Termino las compras del mercado y, raudo, me dirijo hacia el motocarro para enrumbar a mi casa. Escucho el crujir de mi estómago. Tengo hambre. Casi por subir al vehículo, escucho: "Qué rico cachete".
Siento que es una burla mayúscula, porque tengo un pequeño corte en el cachete derecho, pero no puedo responder la ofensa. El motocarrista inicia la marcha y me dice: "A la huambra le gusta su cachete". Sonrío por no darle un golpe en el rostro.
Él inicia una conversación y me dice cosas que golpean fieramente mi hígado: "Usted no es de Pucallpa, ¿diga?", "Usted trabaja en el gobierno regional, ¿diga?", "Un lado de su pecho quería a la huambra, ¿diga?", "Usted le gustaba a ella porque tiene el cachete partido". Esto último colmó mi paciencia y baje de ese maldito motocarro.

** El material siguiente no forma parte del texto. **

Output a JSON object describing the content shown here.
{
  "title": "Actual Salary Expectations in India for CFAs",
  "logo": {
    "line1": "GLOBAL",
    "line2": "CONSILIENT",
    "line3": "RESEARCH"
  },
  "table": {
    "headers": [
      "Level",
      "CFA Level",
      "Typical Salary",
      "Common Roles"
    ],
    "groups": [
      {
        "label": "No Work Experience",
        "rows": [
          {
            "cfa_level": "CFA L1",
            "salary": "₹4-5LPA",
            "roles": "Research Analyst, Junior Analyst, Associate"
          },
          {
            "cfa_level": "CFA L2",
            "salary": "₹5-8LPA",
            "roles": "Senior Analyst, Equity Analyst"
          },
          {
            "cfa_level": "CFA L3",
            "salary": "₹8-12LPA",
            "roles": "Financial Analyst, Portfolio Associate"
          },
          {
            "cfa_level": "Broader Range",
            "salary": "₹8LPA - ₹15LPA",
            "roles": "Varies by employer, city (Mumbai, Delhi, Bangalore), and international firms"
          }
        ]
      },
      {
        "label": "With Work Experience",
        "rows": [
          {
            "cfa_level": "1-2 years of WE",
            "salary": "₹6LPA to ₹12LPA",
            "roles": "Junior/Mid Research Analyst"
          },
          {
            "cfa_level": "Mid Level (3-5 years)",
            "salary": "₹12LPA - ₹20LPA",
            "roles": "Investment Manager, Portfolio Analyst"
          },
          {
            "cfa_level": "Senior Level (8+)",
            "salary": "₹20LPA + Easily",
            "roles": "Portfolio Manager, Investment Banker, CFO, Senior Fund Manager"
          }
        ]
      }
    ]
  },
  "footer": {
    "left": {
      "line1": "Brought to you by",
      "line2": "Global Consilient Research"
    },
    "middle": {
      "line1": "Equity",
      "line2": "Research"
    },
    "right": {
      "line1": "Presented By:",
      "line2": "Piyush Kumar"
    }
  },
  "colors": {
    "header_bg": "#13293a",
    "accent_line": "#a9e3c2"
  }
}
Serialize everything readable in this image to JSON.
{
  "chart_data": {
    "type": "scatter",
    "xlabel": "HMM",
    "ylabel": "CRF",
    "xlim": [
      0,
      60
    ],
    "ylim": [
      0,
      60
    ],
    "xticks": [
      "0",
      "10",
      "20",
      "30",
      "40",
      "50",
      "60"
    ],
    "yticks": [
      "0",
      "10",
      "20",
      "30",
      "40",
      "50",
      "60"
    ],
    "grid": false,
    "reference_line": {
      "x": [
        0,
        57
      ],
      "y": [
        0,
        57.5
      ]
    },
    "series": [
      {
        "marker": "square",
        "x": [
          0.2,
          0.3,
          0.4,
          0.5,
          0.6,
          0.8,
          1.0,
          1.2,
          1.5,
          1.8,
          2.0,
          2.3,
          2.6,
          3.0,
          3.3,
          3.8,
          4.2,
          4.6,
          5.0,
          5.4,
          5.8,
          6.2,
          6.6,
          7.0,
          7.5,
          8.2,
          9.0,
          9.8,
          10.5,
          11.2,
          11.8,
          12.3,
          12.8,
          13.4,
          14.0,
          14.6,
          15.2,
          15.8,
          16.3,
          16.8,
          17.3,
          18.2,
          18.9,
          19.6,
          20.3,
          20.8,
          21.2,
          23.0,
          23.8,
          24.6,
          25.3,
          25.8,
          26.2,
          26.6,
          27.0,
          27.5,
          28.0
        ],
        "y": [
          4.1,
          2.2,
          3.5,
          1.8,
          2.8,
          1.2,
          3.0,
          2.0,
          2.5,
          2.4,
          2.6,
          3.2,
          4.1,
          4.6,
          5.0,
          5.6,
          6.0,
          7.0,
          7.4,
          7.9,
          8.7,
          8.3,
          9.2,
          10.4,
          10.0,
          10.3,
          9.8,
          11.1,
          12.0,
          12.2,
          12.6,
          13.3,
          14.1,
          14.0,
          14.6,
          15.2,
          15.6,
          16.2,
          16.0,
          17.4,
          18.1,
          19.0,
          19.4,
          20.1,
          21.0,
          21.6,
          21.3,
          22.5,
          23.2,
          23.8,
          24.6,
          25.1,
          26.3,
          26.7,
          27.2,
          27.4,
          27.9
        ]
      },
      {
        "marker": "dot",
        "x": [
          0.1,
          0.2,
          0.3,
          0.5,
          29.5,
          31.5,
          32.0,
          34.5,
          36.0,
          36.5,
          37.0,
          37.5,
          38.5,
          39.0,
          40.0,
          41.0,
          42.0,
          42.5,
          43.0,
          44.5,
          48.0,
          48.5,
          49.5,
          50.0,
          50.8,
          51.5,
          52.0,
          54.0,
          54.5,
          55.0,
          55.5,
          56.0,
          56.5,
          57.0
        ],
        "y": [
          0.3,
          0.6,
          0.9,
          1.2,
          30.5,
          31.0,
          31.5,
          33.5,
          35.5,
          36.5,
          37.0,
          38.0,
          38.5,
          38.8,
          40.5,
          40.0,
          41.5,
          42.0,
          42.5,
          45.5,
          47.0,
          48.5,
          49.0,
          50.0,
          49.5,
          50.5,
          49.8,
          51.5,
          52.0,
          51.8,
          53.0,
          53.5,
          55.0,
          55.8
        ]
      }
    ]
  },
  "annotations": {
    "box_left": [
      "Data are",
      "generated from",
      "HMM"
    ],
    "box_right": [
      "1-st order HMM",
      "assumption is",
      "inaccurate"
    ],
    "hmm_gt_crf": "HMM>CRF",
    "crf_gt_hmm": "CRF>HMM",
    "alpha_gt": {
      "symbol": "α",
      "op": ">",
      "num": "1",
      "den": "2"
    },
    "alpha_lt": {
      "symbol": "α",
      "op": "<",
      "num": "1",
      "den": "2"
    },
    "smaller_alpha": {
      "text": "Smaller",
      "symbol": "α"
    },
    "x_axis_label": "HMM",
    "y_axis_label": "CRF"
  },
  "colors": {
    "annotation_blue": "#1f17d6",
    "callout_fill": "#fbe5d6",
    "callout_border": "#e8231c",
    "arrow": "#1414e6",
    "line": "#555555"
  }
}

Hoy, diez años después, recuerdo ese evento y sonrío y reflexiono sobre lo diverso y dinámico de la comunicación. Sonrío cuando evoco este suceso y me digo: "se refería a mi barbilla partida". Sí, porque aquí, en la selva, barbilla es cachete, y pienso que si cambian el significado de cachete por el convencional para los hablantes hispanos del resto del mundo, entonces desaparece la selva peruana. Doy gracias a Dios, porque nuestros procesos comunicativos, además de vinculantes, son productivos y, sobre todo, creativos. Comuniquémonos.